Who had he left behind?
And why didn't he remember?
---
Dr. Vale called him mid-morning.
"I want you to come in," the psychologist said. "I've found something in the St. Aurum archives you need to see."
Elias didn't hesitate. He was already putting on his coat.
---
The office felt colder than usual. The waiting room, dimly lit and oddly empty, hummed faintly with the static buzz of the overhead lights. A subtle unease accompanied Elias as he stepped in.
Vale didn't greet him with small talk this time. Instead, he gestured to a file spread across his desk — black-and-white photos, half-redacted reports, and a single name circled in red:
"E. Cross (Subject #713)"
"This isn't from your personal record," Vale said, pushing the file toward him. "It's from an internal experiment file labeled 'Mirror Phobia Sub-Study.' One that was supposed to be destroyed after funding was pulled."
Elias leaned in. The pages smelled faintly of old paper and dust, and his fingers trembled slightly as he scanned the first document.
There were notes scribbled in the margins — sharp, uneven handwriting:
"Subject exhibits third-person dissociation."
"Responds to mirrored stimuli with disassociation event."
"Reports presence of 'the Other' — self-identified as protector."
"Another name appears in late sessions: Elian."
Elias looked up sharply. "Elian?"
Vale nodded. "That's what stopped me."
"I don't remember ever using that name."
"You didn't." Vale tapped the page. "But he did."
"He?"
"The version of you that appeared under deep hypnosis. The one who wouldn't answer to Elias."
A strange chill rippled down Elias's spine.
"And this… Elian. What did he say?"
Vale hesitated.
Then he read aloud from the bottom of the page:
"They keep calling me Elias. But that's not me. He's the one who lied. He's the one who left."
"He promised he'd come back for me. But he didn't."
The words felt like a blade drawn from memory.

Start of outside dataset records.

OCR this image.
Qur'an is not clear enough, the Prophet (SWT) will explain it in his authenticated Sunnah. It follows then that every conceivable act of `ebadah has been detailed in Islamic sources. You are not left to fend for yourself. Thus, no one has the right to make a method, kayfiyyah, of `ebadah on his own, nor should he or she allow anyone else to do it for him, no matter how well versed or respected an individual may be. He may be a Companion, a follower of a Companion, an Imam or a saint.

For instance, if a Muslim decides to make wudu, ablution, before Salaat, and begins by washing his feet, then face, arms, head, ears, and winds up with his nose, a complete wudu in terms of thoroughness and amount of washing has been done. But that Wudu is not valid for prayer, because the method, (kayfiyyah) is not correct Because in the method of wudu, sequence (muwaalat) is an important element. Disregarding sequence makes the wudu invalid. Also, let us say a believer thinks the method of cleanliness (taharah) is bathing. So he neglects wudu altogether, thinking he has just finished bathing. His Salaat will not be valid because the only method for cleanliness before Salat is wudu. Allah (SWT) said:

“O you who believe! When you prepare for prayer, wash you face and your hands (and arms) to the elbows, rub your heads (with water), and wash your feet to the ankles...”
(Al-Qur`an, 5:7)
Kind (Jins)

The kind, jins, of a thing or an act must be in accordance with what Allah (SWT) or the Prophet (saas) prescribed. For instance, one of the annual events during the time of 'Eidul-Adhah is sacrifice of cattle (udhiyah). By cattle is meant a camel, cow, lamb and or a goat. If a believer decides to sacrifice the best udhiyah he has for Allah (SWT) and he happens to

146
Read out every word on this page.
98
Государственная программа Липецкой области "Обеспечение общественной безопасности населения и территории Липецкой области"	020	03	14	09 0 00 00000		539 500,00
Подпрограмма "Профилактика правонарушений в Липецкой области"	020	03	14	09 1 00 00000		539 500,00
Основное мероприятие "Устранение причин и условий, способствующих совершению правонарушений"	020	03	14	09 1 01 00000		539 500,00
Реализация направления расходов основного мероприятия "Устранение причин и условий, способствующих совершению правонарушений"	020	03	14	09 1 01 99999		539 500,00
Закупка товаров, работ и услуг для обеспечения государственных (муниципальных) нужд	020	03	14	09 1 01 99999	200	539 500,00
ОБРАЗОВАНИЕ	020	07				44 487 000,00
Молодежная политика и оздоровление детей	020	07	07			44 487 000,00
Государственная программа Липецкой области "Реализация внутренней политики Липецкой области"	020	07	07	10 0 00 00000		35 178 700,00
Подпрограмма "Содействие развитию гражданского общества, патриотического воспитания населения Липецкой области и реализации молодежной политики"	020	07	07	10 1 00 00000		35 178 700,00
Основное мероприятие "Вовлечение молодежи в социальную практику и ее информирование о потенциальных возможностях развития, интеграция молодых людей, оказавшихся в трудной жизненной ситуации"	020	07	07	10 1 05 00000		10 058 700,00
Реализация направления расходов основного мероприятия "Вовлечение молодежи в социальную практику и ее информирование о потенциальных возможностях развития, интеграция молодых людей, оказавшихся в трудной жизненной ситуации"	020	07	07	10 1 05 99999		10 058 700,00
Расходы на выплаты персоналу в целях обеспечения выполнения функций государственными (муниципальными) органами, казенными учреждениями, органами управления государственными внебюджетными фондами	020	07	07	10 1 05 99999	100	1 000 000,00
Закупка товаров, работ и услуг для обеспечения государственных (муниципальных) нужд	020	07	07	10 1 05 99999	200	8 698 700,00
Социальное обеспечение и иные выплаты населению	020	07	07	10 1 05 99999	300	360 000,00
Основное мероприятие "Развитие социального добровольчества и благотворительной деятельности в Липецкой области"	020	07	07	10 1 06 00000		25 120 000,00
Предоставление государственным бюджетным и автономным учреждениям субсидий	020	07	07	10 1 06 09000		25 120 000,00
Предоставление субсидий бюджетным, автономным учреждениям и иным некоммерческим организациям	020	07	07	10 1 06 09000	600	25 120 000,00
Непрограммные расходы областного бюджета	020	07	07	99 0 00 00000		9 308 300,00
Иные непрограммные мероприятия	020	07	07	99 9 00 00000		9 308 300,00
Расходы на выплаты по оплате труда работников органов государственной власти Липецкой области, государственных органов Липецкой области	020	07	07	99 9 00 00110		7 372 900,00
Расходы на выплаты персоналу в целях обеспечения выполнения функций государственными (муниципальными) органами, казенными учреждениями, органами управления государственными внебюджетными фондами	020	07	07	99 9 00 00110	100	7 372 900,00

Elias leaned back, his breath shallow. There was a pressure behind his eyes, like tears trying to find a path but unable to form.
---
The rest of the day passed in a fog.
Elias drifted through it, not really seeing the world around him. The city looked greyer than usual. More muted. Like it, too, was holding its breath.
Was Elian real?
Or was he a fractured part of Elias, born from the crucible of trauma?
He walked for hours. Through the fog-heavy streets of Duskmoor, past shuttered stores, crumbling underpasses, and the pale flicker of dead neon signs. Somewhere along the way, a child on a tricycle stared at him with unblinking eyes. The child didn't speak.
Neither did Elias.
He stopped at a bench outside the old train station. Watched the pigeons fluttering and the tired people going nowhere fast.
Was he like them?
A shell of movement. Hollow.
His thoughts spiraled as evening came.
---
That night, Elias stood again in front of the hallway mirror — the one that had cracked, then healed.
He stared at it for what felt like hours, waiting for something to shift.
And finally… it did.
His reflection blinked out.
Replaced by a corridor. Endless. Shadowed. Lit only by faint flickers of lightbulbs that buzzed overhead like dying bees.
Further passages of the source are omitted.